Over the past several weeks, Alberta Premier Jason Kenney has repeatedly described herds of buffalo standing together facing winds head on, as they find protection as a herd to weather storms. The buffalo are a metaphor for the collective effort required to survive the COVID-19 pandemic and the subsequent economic downturn.
At the federal level, the Canadian Competition Bureau (the Bureau) also recognized in a statement released on April 8, 2020, that the unprecedented times we face may call for unprecedented business collaborations. In a move that may allow Canadian businesses to protect themselves like the buffalo, the Bureau indicated that it would be unlikely to challenge collaborations between competitors acting in good faith that are "motivated by a desire to contribute to the crisis response rather than achieve competitive advantage". This policy shift is summarized in the following statement provided by the Bureau:
"[I]n circumstances where there is a clear imperative for companies to be collaborating in the short-term to respond to the crisis, where those collaborations are undertaken and executed in good faith and do not go further than what is needed, it will generally refrain from exercising scrutiny."
The Bureau highlighted, as examples, collaborative buying groups or shared supply chain resources to ensure the supply of products and services that are critical to Canadians. The rationale is to help Canadians weather the pandemic together. The Bureau notes that it "does not wish to see specific elements of competition law enforcement potentially chill what may be required to help Canadians".

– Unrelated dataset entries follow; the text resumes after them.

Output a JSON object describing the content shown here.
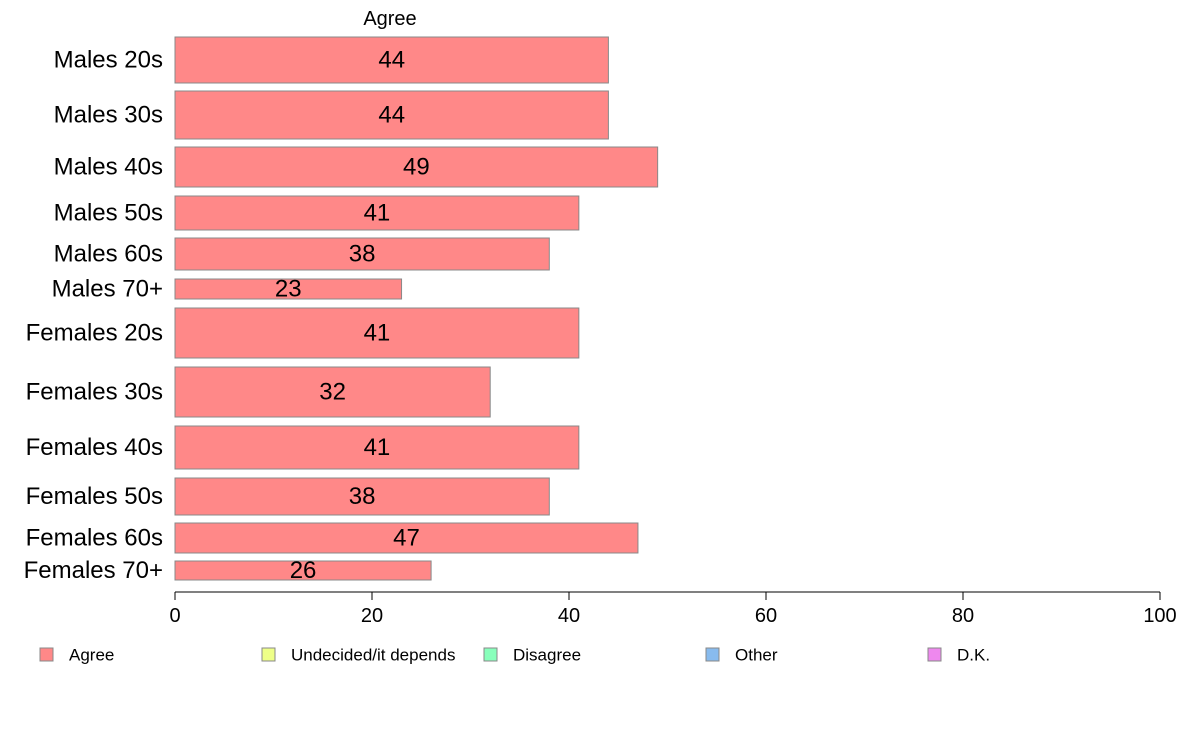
{
  "chart_data": {
    "type": "bar",
    "orientation": "horizontal",
    "title": "Agree",
    "categories": [
      "Males 20s",
      "Males 30s",
      "Males 40s",
      "Males 50s",
      "Males 60s",
      "Males 70+",
      "Females 20s",
      "Females 30s",
      "Females 40s",
      "Females 50s",
      "Females 60s",
      "Females 70+"
    ],
    "series": [
      {
        "name": "Agree",
        "values": [
          44,
          44,
          49,
          41,
          38,
          23,
          41,
          32,
          41,
          38,
          47,
          26
        ]
      }
    ],
    "xlim": [
      0,
      100
    ],
    "xticks": [
      0,
      20,
      40,
      60,
      80,
      100
    ],
    "xlabel": "",
    "ylabel": "",
    "grid": false,
    "legend": {
      "placement": "bottom",
      "items": [
        {
          "label": "Agree",
          "color": "#ff8888"
        },
        {
          "label": "Undecided/it depends",
          "color": "#eeff88"
        },
        {
          "label": "Disagree",
          "color": "#88ffbb"
        },
        {
          "label": "Other",
          "color": "#88bbee"
        },
        {
          "label": "D.K.",
          "color": "#ee88ee"
        }
      ]
    },
    "colors": {
      "bar": "#ff8888",
      "bar_stroke": "#888888",
      "axis": "#000000"
    }
  }
}
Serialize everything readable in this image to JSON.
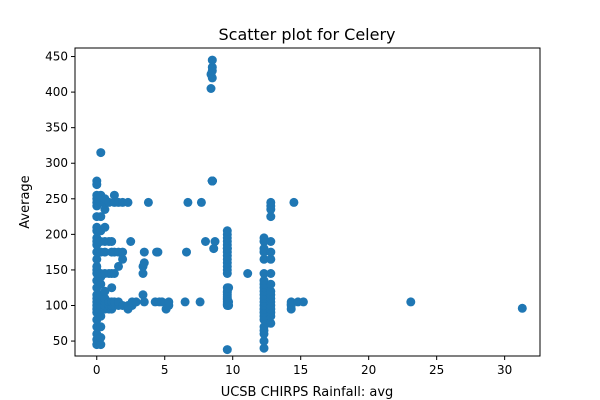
{
  "chart_data": {
    "type": "scatter",
    "title": "Scatter plot for Celery",
    "xlabel": "UCSB CHIRPS Rainfall: avg",
    "ylabel": "Average",
    "xlim": [
      -1.6,
      32.6
    ],
    "ylim": [
      29,
      462
    ],
    "xticks": [
      0,
      5,
      10,
      15,
      20,
      25,
      30
    ],
    "yticks": [
      50,
      100,
      150,
      200,
      250,
      300,
      350,
      400,
      450
    ],
    "grid": false,
    "legend": "none",
    "color": "#1f77b4",
    "series": [
      {
        "x": [
          0.0,
          0.0,
          0.0,
          0.0,
          0.0,
          0.0,
          0.0,
          0.0,
          0.0,
          0.0,
          0.0,
          0.0,
          0.0,
          0.0,
          0.0,
          0.0,
          0.0,
          0.0,
          0.0,
          0.0,
          0.0,
          0.0,
          0.0,
          0.0,
          0.0,
          0.0,
          0.0,
          0.0,
          0.0,
          0.0,
          0.3,
          0.3,
          0.3,
          0.3,
          0.3,
          0.3,
          0.3,
          0.3,
          0.3,
          0.3,
          0.3,
          0.3,
          0.3,
          0.3,
          0.3,
          0.3,
          0.3,
          0.3,
          0.6,
          0.6,
          0.6,
          0.6,
          0.6,
          0.6,
          0.6,
          0.6,
          0.6,
          0.6,
          0.6,
          0.6,
          0.9,
          0.9,
          0.9,
          0.9,
          0.9,
          0.9,
          1.1,
          1.1,
          1.1,
          1.1,
          1.1,
          1.1,
          1.1,
          1.3,
          1.3,
          1.3,
          1.3,
          1.3,
          1.3,
          1.6,
          1.6,
          1.6,
          1.6,
          1.6,
          1.9,
          1.9,
          1.9,
          1.9,
          2.3,
          2.3,
          2.3,
          2.5,
          2.6,
          2.6,
          2.9,
          3.4,
          3.4,
          3.4,
          3.5,
          3.5,
          3.5,
          3.8,
          4.3,
          4.4,
          4.5,
          4.6,
          4.8,
          5.1,
          5.3,
          5.3,
          6.5,
          6.6,
          6.7,
          7.6,
          7.7,
          8.0,
          8.4,
          8.4,
          8.5,
          8.5,
          8.5,
          8.5,
          8.5,
          8.5,
          8.5,
          8.5,
          8.5,
          8.5,
          8.5,
          8.5,
          8.5,
          8.5,
          8.6,
          8.7,
          9.6,
          9.6,
          9.6,
          9.6,
          9.6,
          9.6,
          9.6,
          9.6,
          9.6,
          9.6,
          9.6,
          9.6,
          9.6,
          9.6,
          9.6,
          9.6,
          9.6,
          9.6,
          9.6,
          9.6,
          9.6,
          9.6,
          9.6,
          9.6,
          9.6,
          9.7,
          9.7,
          9.7,
          11.1,
          12.3,
          12.3,
          12.3,
          12.3,
          12.3,
          12.3,
          12.3,
          12.3,
          12.3,
          12.3,
          12.3,
          12.3,
          12.3,
          12.3,
          12.3,
          12.3,
          12.3,
          12.3,
          12.3,
          12.3,
          12.3,
          12.3,
          12.3,
          12.8,
          12.8,
          12.8,
          12.8,
          12.8,
          12.8,
          12.8,
          12.8,
          12.8,
          12.8,
          12.8,
          12.8,
          12.8,
          12.8,
          12.8,
          12.8,
          12.8,
          12.8,
          14.3,
          14.3,
          14.3,
          14.3,
          14.5,
          14.8,
          15.2,
          23.1,
          31.3
        ],
        "y": [
          45,
          52,
          60,
          70,
          80,
          90,
          95,
          100,
          105,
          110,
          115,
          125,
          135,
          145,
          150,
          155,
          165,
          175,
          185,
          190,
          195,
          205,
          210,
          225,
          240,
          245,
          250,
          255,
          270,
          275,
          45,
          55,
          70,
          85,
          95,
          100,
          105,
          115,
          130,
          140,
          145,
          175,
          190,
          205,
          225,
          245,
          255,
          315,
          95,
          100,
          105,
          110,
          120,
          145,
          175,
          190,
          210,
          235,
          245,
          250,
          95,
          100,
          105,
          145,
          190,
          245,
          95,
          100,
          105,
          125,
          145,
          175,
          190,
          100,
          105,
          145,
          175,
          245,
          255,
          100,
          105,
          155,
          175,
          245,
          100,
          165,
          175,
          245,
          95,
          100,
          245,
          190,
          100,
          105,
          105,
          115,
          145,
          155,
          105,
          160,
          175,
          245,
          105,
          175,
          175,
          105,
          105,
          95,
          100,
          105,
          105,
          175,
          245,
          105,
          245,
          190,
          405,
          425,
          420,
          430,
          435,
          445,
          275,
          275,
          275,
          275,
          275,
          275,
          275,
          275,
          275,
          275,
          180,
          190,
          38,
          100,
          102,
          105,
          108,
          110,
          112,
          115,
          118,
          120,
          125,
          145,
          150,
          155,
          160,
          165,
          170,
          175,
          180,
          185,
          190,
          195,
          200,
          205,
          180,
          100,
          105,
          125,
          145,
          40,
          50,
          60,
          65,
          70,
          80,
          85,
          90,
          95,
          100,
          105,
          110,
          115,
          120,
          125,
          130,
          135,
          145,
          165,
          175,
          180,
          190,
          195,
          75,
          85,
          90,
          95,
          100,
          105,
          110,
          115,
          120,
          130,
          145,
          165,
          175,
          190,
          225,
          235,
          240,
          245,
          95,
          100,
          105,
          102,
          245,
          105,
          105,
          105,
          96
        ]
      }
    ]
  }
}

The Bureau has opened a line of communication for businesses to obtain informal guidance on a case-by-case basis where greater certainty and more specific guidance is required. If seeking additional guidance, the following information will be required:
- the firms involved and the parameters of the collaboration, including its proposed scope and duration;
- a detailed description of how the collaboration is intended to achieve a clearly identified COVID-19 related objective in the public interest;
- an explanation of why the collaboration is necessary to meet this objective; and
- a description of any guidance sought from relevant authorities on whether the collaboration contemplated will actually further Canada's response to COVID-19.
Prospective collaborators are under no obligation to seek the Bureau's feedback. Rather, the Bureau's statement suggests that requests for additional guidance should be the exception where the general policy statements provided in the Bureau's announcement is insufficient for the structure of a particular collaboration. Any guidance provided may be subject to conditions and would be time limited with a specific requirement to provide written confirmation of the termination of the collaboration at the conclusion of the allocated time period. The Bureau also noted that it may seek input from other parts of government as well as stakeholders and market contacts. The Bureau did not set a timeline for responding to a request for informal guidance.
The Bureau was quite clear that it will be taking a zero tolerance policy for companies who opportunistically and/or deceptively engage in prohibited and reviewable activities amid the COVID-19 pandemic. It is also important to note that the Bureau's policy to "refrain from exercising scrutiny" does not insulate businesses from the possibility of private lawsuits based on an infraction of the criminal cartel provisions of the Competition Act to fix prices, allocate markets or customers or to control the production or supply of a product
Companies who are considering engaging in competitor collaborations should consult with legal counsel and carefully structure the proposed collaboration to comply with the Bureau's policy statement, as well as the relevant provisions of the Competition Act (to the extent possible).